Guidelines for Pulmonary Function Testing in Adolescents with Asthma
The 2021 European Respiratory Society (ERS) clinical practice guidelines strongly recommend pulmonary function testing as a first-line diagnostic test for adolescents with asthma aged 5-16 years, requiring at least two objective test results to confirm diagnosis. 1
Key Diagnostic Tests Recommended
First-Line Tests
Spirometry with bronchodilator reversibility (BDR) testing
- Abnormal results defined as FEV1 or FEV1/FVC less than lower limit of normal and/or <80% predicted
- BDR positive if ≥12% and/or ≥200 mL improvement after bronchodilator 1
Fractional exhaled nitric oxide (FeNO) measurement
- Recommended cut-off of ≥25 ppb
- Should ideally be performed before spirometry 2
Additional Tests (When First-Line Tests Are Inconclusive)
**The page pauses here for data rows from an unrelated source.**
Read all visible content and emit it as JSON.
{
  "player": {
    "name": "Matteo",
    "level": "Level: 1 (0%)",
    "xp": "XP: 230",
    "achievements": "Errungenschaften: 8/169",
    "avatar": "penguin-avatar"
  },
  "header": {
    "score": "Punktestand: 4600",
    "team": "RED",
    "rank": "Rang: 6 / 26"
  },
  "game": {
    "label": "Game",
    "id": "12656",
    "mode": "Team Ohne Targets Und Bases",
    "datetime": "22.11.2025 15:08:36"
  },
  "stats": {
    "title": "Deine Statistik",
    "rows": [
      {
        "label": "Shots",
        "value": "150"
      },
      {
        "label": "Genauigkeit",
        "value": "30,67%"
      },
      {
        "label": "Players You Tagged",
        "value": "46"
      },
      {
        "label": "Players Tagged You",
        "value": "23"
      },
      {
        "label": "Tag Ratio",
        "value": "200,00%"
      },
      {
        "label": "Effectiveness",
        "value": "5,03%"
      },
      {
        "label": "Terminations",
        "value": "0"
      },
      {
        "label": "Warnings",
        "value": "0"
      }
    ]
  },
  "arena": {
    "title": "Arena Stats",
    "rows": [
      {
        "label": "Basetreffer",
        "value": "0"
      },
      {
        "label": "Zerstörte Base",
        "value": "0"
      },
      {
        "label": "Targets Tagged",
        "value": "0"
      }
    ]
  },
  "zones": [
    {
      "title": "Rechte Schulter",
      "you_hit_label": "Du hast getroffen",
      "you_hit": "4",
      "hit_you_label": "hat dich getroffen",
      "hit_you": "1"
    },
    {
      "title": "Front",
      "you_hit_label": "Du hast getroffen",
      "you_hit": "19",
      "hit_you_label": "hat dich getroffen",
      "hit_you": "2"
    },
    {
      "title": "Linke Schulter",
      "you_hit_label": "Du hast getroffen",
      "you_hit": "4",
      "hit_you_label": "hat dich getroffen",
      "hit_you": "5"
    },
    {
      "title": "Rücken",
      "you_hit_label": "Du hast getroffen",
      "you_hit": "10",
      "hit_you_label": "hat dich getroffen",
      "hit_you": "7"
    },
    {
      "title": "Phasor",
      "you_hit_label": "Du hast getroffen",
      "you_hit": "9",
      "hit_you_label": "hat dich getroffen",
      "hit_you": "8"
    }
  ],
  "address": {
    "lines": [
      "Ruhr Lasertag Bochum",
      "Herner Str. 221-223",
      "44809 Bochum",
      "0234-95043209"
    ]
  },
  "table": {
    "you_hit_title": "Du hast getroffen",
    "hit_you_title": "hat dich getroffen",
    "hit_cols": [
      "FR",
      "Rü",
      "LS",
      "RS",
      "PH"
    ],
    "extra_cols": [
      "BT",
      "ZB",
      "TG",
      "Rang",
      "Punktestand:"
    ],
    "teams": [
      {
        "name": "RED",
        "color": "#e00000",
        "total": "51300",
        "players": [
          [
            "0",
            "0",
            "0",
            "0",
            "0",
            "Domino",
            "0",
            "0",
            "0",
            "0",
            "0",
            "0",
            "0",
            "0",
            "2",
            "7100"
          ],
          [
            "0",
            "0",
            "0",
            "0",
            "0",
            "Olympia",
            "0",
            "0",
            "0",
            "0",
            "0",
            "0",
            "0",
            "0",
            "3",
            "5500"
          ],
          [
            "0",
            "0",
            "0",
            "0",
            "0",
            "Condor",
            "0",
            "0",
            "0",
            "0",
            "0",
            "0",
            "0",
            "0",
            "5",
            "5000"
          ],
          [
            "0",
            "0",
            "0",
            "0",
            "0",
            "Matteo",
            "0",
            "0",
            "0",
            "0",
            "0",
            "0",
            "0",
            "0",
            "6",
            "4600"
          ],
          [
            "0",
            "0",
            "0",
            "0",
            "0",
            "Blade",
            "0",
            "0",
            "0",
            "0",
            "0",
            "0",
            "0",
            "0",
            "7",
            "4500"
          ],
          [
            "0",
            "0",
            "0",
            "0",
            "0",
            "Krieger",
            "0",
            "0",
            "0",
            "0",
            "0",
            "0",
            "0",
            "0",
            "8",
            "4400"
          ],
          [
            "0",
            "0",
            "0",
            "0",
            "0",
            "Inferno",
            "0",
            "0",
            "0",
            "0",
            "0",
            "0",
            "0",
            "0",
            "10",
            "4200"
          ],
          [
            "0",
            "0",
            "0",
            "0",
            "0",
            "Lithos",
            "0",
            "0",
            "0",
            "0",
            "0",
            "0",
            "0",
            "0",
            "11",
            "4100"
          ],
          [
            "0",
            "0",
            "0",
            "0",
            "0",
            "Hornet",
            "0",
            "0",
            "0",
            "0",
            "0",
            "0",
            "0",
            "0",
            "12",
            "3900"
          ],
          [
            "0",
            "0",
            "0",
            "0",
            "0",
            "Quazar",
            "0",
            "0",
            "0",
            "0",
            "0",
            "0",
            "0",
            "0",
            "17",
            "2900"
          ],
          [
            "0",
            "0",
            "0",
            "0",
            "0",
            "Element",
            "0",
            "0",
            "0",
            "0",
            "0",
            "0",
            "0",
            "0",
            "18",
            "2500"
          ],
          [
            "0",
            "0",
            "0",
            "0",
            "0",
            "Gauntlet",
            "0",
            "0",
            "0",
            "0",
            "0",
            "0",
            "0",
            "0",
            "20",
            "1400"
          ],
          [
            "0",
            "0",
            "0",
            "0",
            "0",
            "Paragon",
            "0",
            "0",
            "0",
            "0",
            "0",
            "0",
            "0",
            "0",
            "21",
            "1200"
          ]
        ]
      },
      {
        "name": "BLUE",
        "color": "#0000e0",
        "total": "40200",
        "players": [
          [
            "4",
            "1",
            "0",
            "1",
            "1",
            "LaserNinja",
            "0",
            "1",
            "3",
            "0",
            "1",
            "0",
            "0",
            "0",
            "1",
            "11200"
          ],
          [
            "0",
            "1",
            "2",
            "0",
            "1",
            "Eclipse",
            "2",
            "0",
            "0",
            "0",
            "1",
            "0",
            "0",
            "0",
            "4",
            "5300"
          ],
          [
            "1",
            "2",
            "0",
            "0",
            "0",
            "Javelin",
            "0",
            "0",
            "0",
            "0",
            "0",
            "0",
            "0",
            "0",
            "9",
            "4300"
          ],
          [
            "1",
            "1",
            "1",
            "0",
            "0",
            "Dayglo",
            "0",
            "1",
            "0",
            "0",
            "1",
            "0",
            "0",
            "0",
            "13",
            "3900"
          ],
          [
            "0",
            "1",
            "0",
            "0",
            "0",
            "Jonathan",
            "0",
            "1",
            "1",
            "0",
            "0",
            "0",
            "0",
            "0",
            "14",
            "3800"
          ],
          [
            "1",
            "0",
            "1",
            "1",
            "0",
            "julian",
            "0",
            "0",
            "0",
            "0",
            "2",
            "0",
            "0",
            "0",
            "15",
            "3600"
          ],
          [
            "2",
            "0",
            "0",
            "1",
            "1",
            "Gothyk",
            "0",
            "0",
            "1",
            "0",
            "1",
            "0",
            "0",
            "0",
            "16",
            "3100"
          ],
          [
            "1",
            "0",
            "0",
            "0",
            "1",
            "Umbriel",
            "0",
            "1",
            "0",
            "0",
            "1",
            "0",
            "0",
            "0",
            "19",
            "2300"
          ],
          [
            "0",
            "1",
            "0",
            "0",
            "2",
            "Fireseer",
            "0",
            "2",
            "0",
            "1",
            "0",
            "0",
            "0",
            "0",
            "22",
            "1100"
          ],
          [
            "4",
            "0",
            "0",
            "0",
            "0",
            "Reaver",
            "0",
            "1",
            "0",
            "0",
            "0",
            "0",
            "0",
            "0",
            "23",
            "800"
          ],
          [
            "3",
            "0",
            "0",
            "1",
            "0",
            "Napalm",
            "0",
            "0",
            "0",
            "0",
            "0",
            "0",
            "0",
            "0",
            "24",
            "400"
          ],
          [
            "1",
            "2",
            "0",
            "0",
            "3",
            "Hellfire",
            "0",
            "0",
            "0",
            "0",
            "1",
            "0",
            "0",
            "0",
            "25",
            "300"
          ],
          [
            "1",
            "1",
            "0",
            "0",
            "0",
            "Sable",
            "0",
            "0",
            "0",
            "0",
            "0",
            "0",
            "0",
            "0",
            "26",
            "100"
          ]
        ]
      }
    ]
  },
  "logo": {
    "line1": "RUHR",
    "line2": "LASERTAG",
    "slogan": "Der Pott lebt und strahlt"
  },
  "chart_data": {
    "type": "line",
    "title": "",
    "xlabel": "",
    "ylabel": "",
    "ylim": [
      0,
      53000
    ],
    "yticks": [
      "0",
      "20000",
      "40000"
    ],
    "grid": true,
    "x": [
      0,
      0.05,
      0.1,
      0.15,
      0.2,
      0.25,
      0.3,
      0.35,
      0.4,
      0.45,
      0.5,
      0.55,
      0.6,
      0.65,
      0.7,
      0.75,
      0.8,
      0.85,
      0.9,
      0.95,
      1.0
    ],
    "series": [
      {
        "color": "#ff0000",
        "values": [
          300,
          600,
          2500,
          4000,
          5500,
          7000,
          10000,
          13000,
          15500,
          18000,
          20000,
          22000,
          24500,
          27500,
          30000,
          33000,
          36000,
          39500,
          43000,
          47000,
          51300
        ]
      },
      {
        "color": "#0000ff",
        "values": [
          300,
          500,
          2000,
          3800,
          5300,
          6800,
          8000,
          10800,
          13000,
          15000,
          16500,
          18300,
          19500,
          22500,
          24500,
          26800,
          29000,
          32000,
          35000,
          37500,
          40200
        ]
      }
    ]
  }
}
Peak Expiratory Flow Rate (PEFR) Variability
- Measured over 2 weeks with twice-daily measurements
- Variability ≥12% considered significant 1
Challenge Testing
- Recommended when other tests fail to confirm diagnosis
- Options include direct bronchial challenge with methacholine or indirect testing using exercise 1
Diagnostic Algorithm for Adolescents with Asthma
Perform spirometry first
- If abnormal → Perform bronchodilator reversibility testing
- If BDR positive (≥12% and/or ≥200 mL) → Asthma confirmed
- If BDR negative → Perform FeNO measurement
- If abnormal → Perform bronchodilator reversibility testing
If spirometry normal
- Perform FeNO measurement
- If FeNO ≥25 ppb → Asthma confirmed
- If FeNO <25 ppb → Consider PEFR variability testing or challenge testing 1
- Perform FeNO measurement
Clinical Importance of PFT in Adolescents
- PFTs provide objective assessment of asthma severity beyond symptom reporting
- Studies show approximately one-third of children with symptoms of mild intermittent or mild persistent asthma would be reclassified into higher severity categories when pulmonary function is considered 3
- This reclassification has direct implications for preventing undertreatment of asthma
Implementation Challenges
- PFT is underutilized by physicians, particularly among primary care providers
- Only 34% of primary care physicians report measuring pulmonary function in at least 75% of their asthma patients, compared to 83% of asthma specialists 4
- Key barriers include:
- Lack of access to spirometry equipment
- Insufficient training in performing and interpreting tests
- Perception that testing requires excessive office resources 4
Monitoring Recommendations
- The 2024 Global Initiative for Asthma (GINA) report emphasizes that objective lung function measurements are necessary for confirming asthma diagnosis and continued monitoring 1
- Regular monitoring of lung function is recommended to:
- Assess response to treatment
- Detect early deterioration
- Identify potential exacerbation triggers
Pitfalls to Avoid
- Relying solely on symptoms: Over-reliance on symptoms alone for diagnosis should be avoided 2
- Skipping PFT in mild cases: Even patients with mild symptoms may have significant airflow limitation
- Misinterpreting results: FEF25-75 may be a better spirometric parameter for predicting mild asthma, while FEV1 is better for assessing overall severity 5
- Using treatment response alone: A "trial of preventer medication" is not sufficient as a diagnostic test without objective improvement in lung function 1
By implementing these guideline recommendations for pulmonary function testing in adolescents with asthma, clinicians can improve diagnostic accuracy, appropriately classify disease severity, and optimize treatment decisions to reduce morbidity and mortality.